小浜と京を結ぶ海産物輸送の道「鯖街道」は、複数のルートに分かれていました。このうち最短ルートだったのが小浜からほぼ一直線に南下する針畑(はりはた)峠越えの道。上根来はその道沿いにあって、若狭で最後の集落でした。
上根来には宿駅としての機能はなく、古くから農村だったようです。ここは山間部にあって耕地に恵まれないことから、炭焼きが重要な稼業でした。集落を取り巻く山中にはいまも無数の炭焼き窯が残されています。重厚な石組みを残す窯の数々は、まるで古代遺跡のようです。

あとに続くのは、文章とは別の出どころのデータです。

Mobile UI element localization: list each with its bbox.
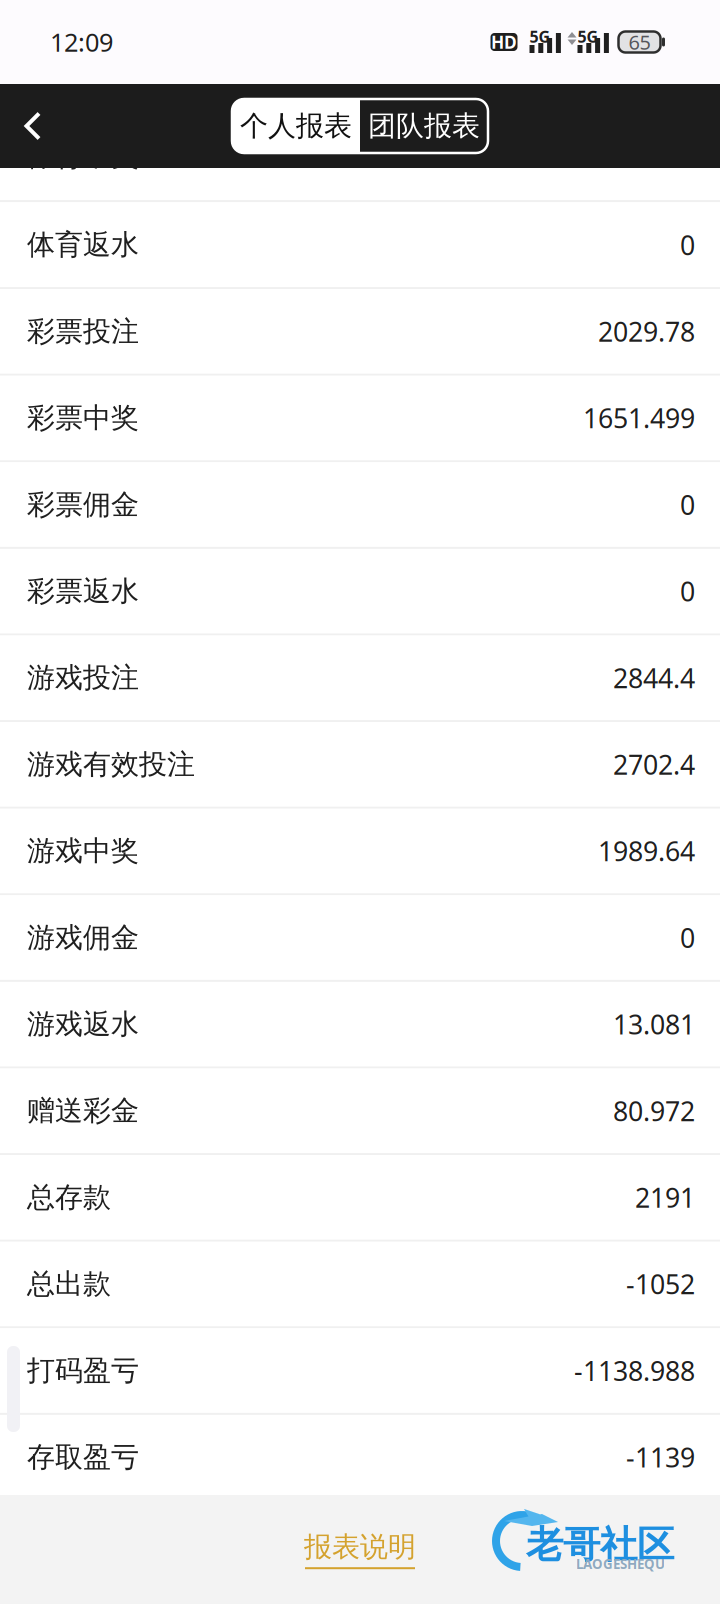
button[interactable]: 总出款 [0, 1242, 720, 1328]
staticText: 5G [530, 26, 550, 47]
button[interactable]: 游戏返水 [0, 982, 720, 1068]
staticText: HD [491, 30, 517, 54]
button[interactable]: 个人报表 [232, 99, 360, 153]
staticText: 0 [680, 138, 695, 174]
button[interactable]: 游戏中奖 [0, 809, 720, 895]
staticText: 80.972 [613, 1093, 695, 1128]
staticText: 团队报表 [368, 109, 480, 143]
button[interactable]: 彩票佣金 [0, 462, 720, 549]
staticText: -1138.988 [574, 1353, 695, 1388]
staticText: 个人报表 [240, 109, 352, 143]
button[interactable]: 赠送彩金 [0, 1068, 720, 1155]
button[interactable]: 总存款 [0, 1155, 720, 1242]
button[interactable]: Back [0, 84, 66, 168]
button[interactable]: 存取盈亏 [0, 1415, 720, 1502]
staticText: 老哥社区 [526, 1522, 674, 1568]
staticText: 体育中奖 [27, 139, 139, 174]
staticText: 0 [680, 920, 695, 955]
staticText: 报表说明 [304, 1530, 416, 1564]
staticText: 游戏有效投注 [27, 747, 195, 782]
staticText: 0 [680, 487, 695, 522]
button[interactable]: 彩票返水 [0, 549, 720, 636]
button[interactable]: 团队报表 [360, 99, 488, 153]
staticText: 13.081 [613, 1006, 695, 1042]
staticText: 总存款 [27, 1180, 111, 1215]
staticText: 2702.4 [613, 747, 695, 782]
button[interactable]: 彩票中奖 [0, 376, 720, 462]
staticText: 打码盈亏 [27, 1353, 139, 1388]
staticText: 体育返水 [27, 228, 139, 262]
staticText: 彩票中奖 [27, 401, 139, 435]
button[interactable]: 游戏佣金 [0, 895, 720, 982]
staticText: 2029.78 [598, 314, 695, 349]
staticText: 1651.499 [583, 400, 695, 436]
staticText: 游戏佣金 [27, 920, 139, 955]
staticText: -1052 [626, 1266, 695, 1302]
staticText: -1139 [626, 1440, 695, 1475]
button[interactable]: 打码盈亏 [0, 1328, 720, 1415]
button[interactable]: 体育返水 [0, 202, 720, 289]
staticText: 0 [680, 227, 695, 262]
staticText: 5G [578, 26, 598, 47]
staticText: LAOGESHEQU [576, 1555, 665, 1573]
staticText: 彩票投注 [27, 314, 139, 349]
staticText: 2191 [635, 1180, 695, 1215]
button[interactable]: 游戏有效投注 [0, 722, 720, 809]
staticText: 总出款 [27, 1267, 111, 1301]
staticText: 存取盈亏 [27, 1440, 139, 1474]
staticText: 游戏中奖 [27, 834, 139, 868]
staticText: 12:09 [50, 25, 113, 59]
staticText: 彩票佣金 [27, 487, 139, 522]
staticText: 2844.4 [613, 660, 695, 696]
button[interactable]: 游戏投注 [0, 636, 720, 722]
staticText: 游戏返水 [27, 1007, 139, 1041]
staticText: 赠送彩金 [27, 1094, 139, 1128]
staticText: 彩票返水 [27, 574, 139, 608]
button[interactable]: 报表说明 [294, 1522, 426, 1577]
staticText: 1989.64 [598, 833, 695, 869]
staticText: 0 [680, 574, 695, 609]
button[interactable]: 彩票投注 [0, 289, 720, 376]
staticText: 65 [628, 29, 650, 55]
staticText: 游戏投注 [27, 661, 139, 695]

深い山並みに囲まれた上根来集落(2012年9月16日)


かつての炭焼き窯(2011年10月22日)


現存する唯一の炭焼き小屋(2011年9月24日)


村外れの畜産団地跡(2012年7月15日)

石油の時代になると炭焼きから林業へ転換しましたが、安価な輸入木材が入るようになると衰退し、今度は肉牛の生産に着手します。このとき村外れに、最大で500頭を飼育できる巨大な畜産団地が建てられました。事業開始から10年ほどで初期投資を完済し、地域の産業モデルとして注目されたそうですが、直後に牛肉の輸入が自由化され、1991年に廃業したそうです。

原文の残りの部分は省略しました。